As drab conditions sought to suck the life out of the Open atmosphere, Harman went to work draining any optimism from a thrilling finale. He quashed any prospect of chaos, in the end making light work of closing things out down the stretch.

"Maybe it was one of those things where it was the perfect week, where you didn't need length, you needed precision, he took full advantage of it and he was a fighter," said Sky Sports Golf's Dame Laura Davies.

"He was up against Tommy Fleetwood's gallery on Saturday and he fought them off. They were nice to him, they weren't disrespectful to him, but they wanted Tommy to do well.

"It was his week this week, whether he does it again we'll have to see.

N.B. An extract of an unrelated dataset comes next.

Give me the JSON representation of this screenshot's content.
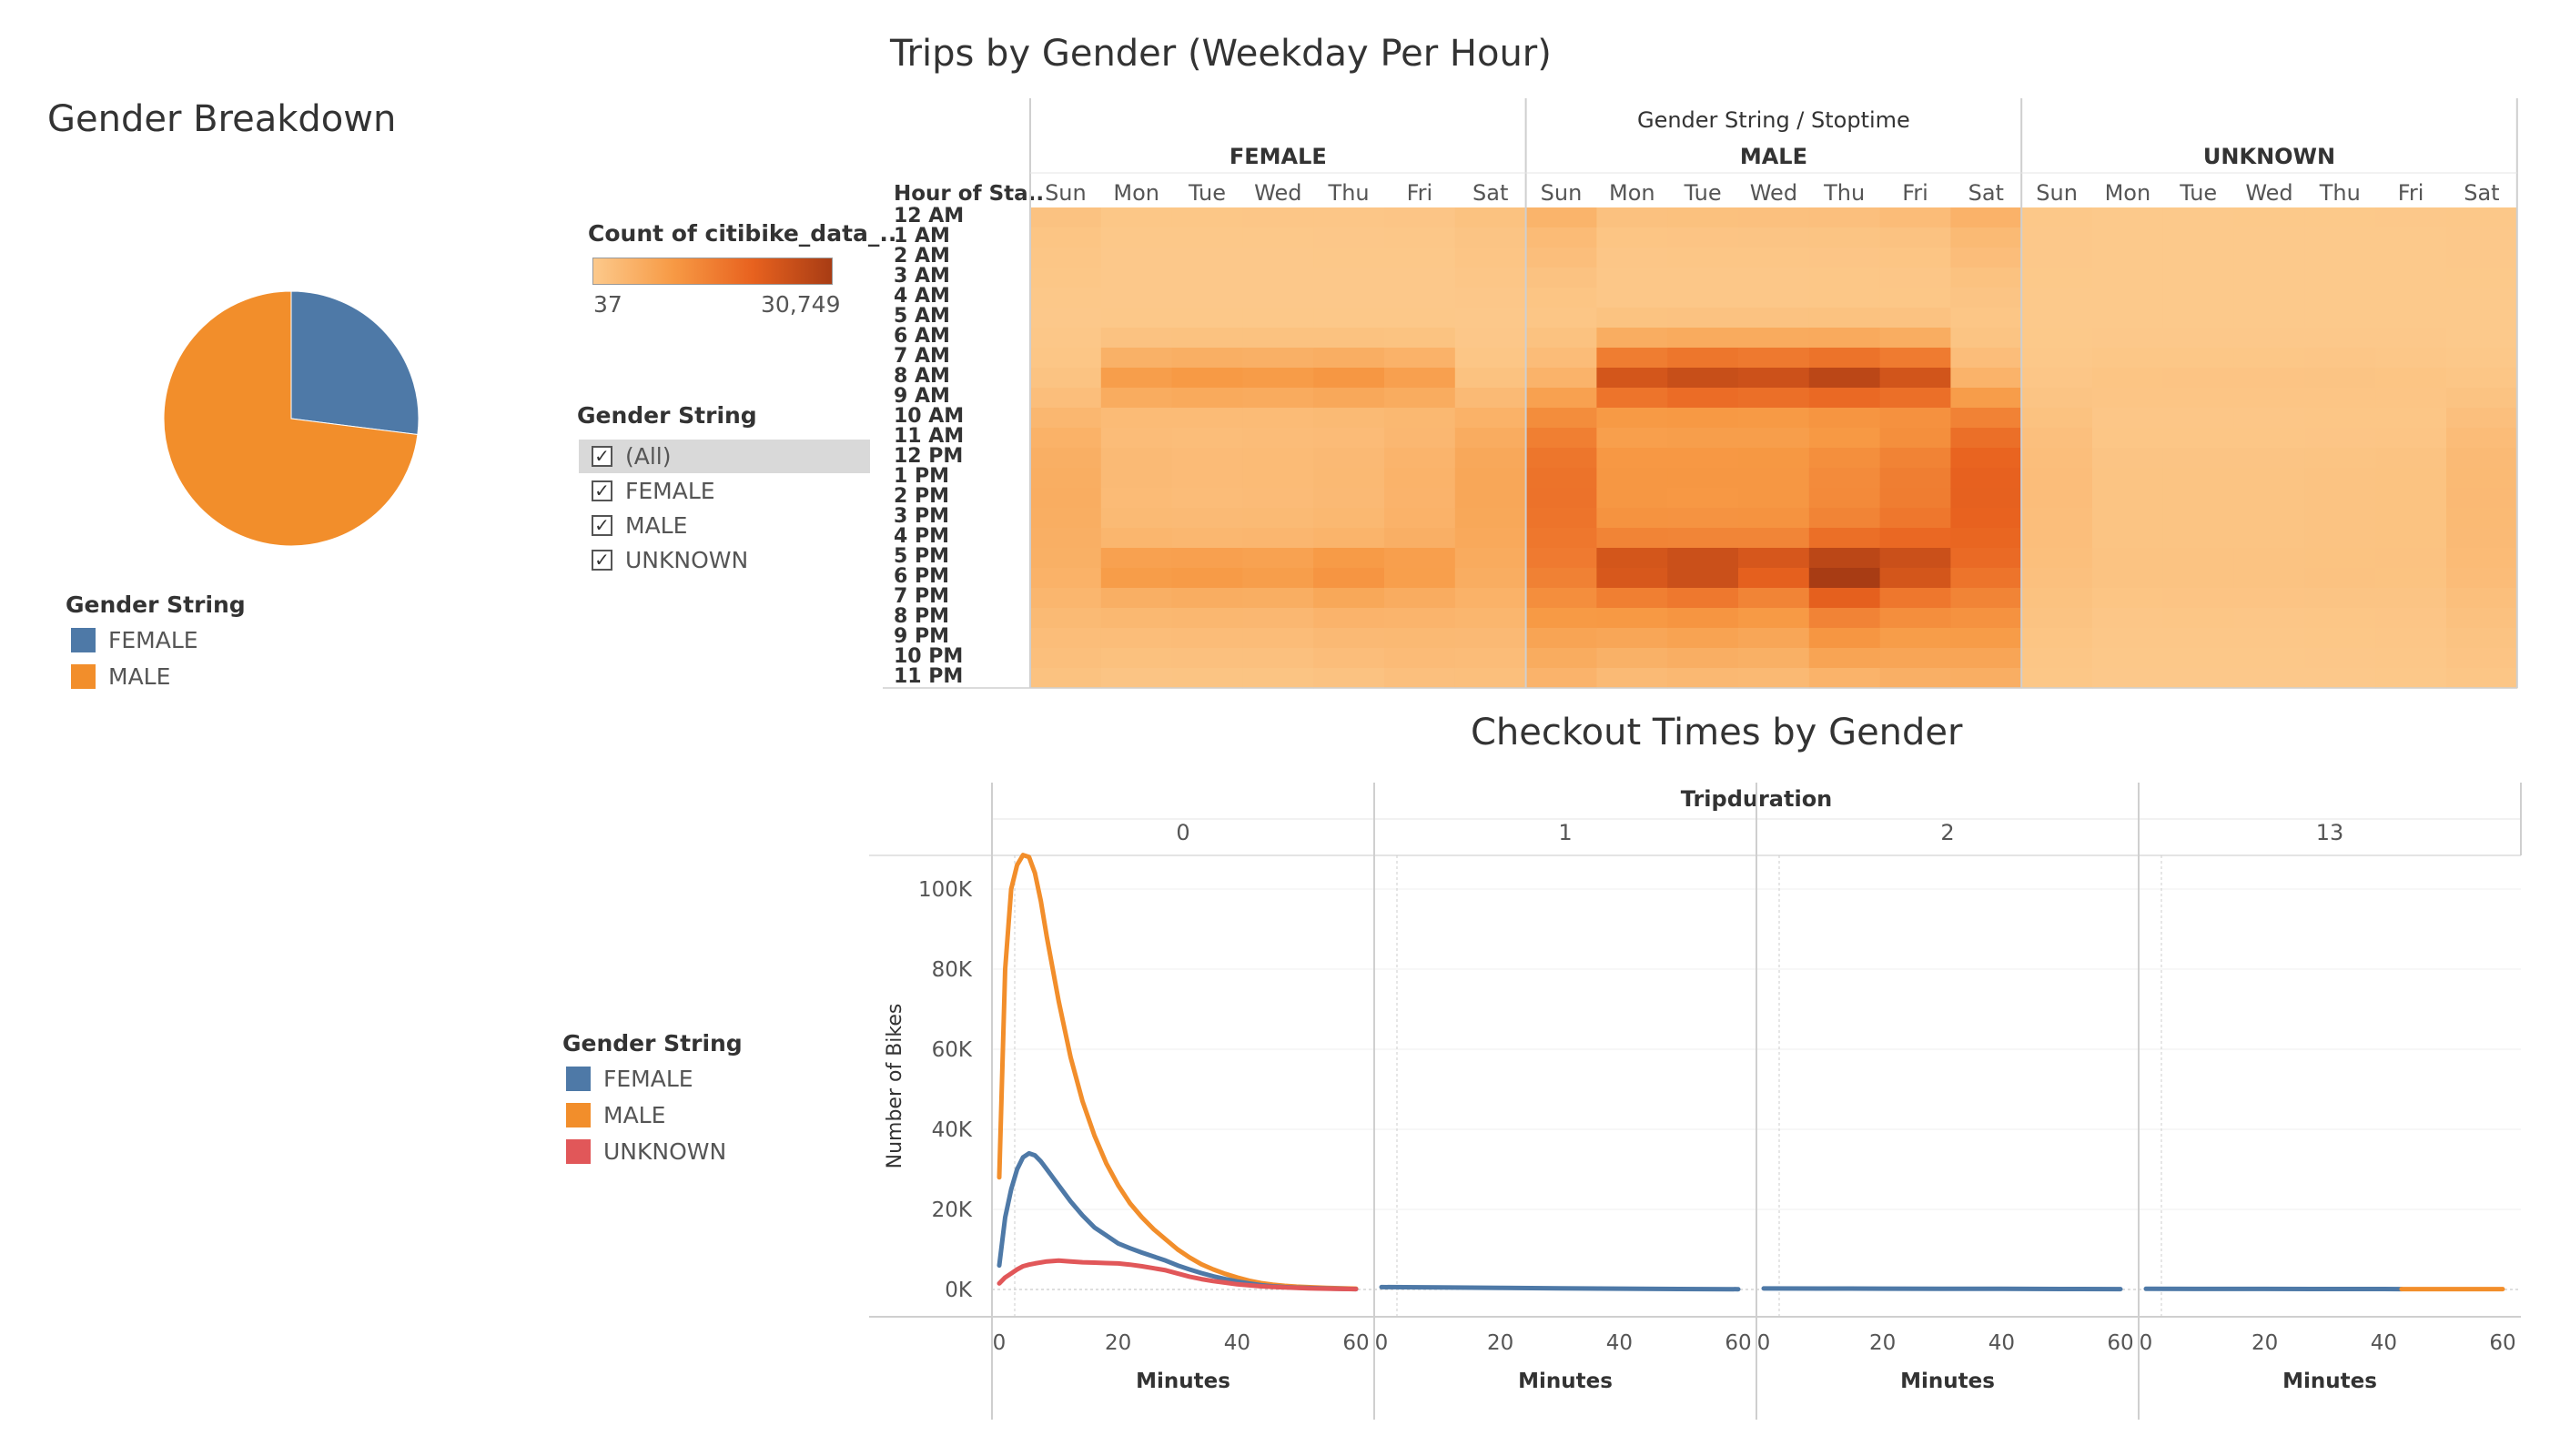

He's proven he can do it under pressure against the best field."

Did you know?

Harman and members of his family are world-class scuba divers and spear fishers, according to his PGA Tour bio.

Tiger Woods is the only man since 1913 to have clinched an Open title by a bigger shot margin than Harman's.

What he might have lacked in stature at 5'7" or in power off the tee in comparison to his rivals, he more than made up for with his nous in and around the greens, his golfing IQ to navigate the tricky links design and, crucially, a mental resilience to bury any fears of giving up top spot.

Another first-time champion arises.

What's next?

The PGA Tour season continues with the 3M Open in Minneapolis, beginning on Thursday, while the next DP World Tour event is the ISPS Handa World Invitational - co-sanctioned with the LPGA Tour - in Northern Ireland from August 17-20.

Two women's majors remain on the 2023 calendar, the Evian Championship from Thursday and the AIG Women's Open from August 10-13, while the next men's major will be McIlroy's latest Grand Slam bid at The Masters in April.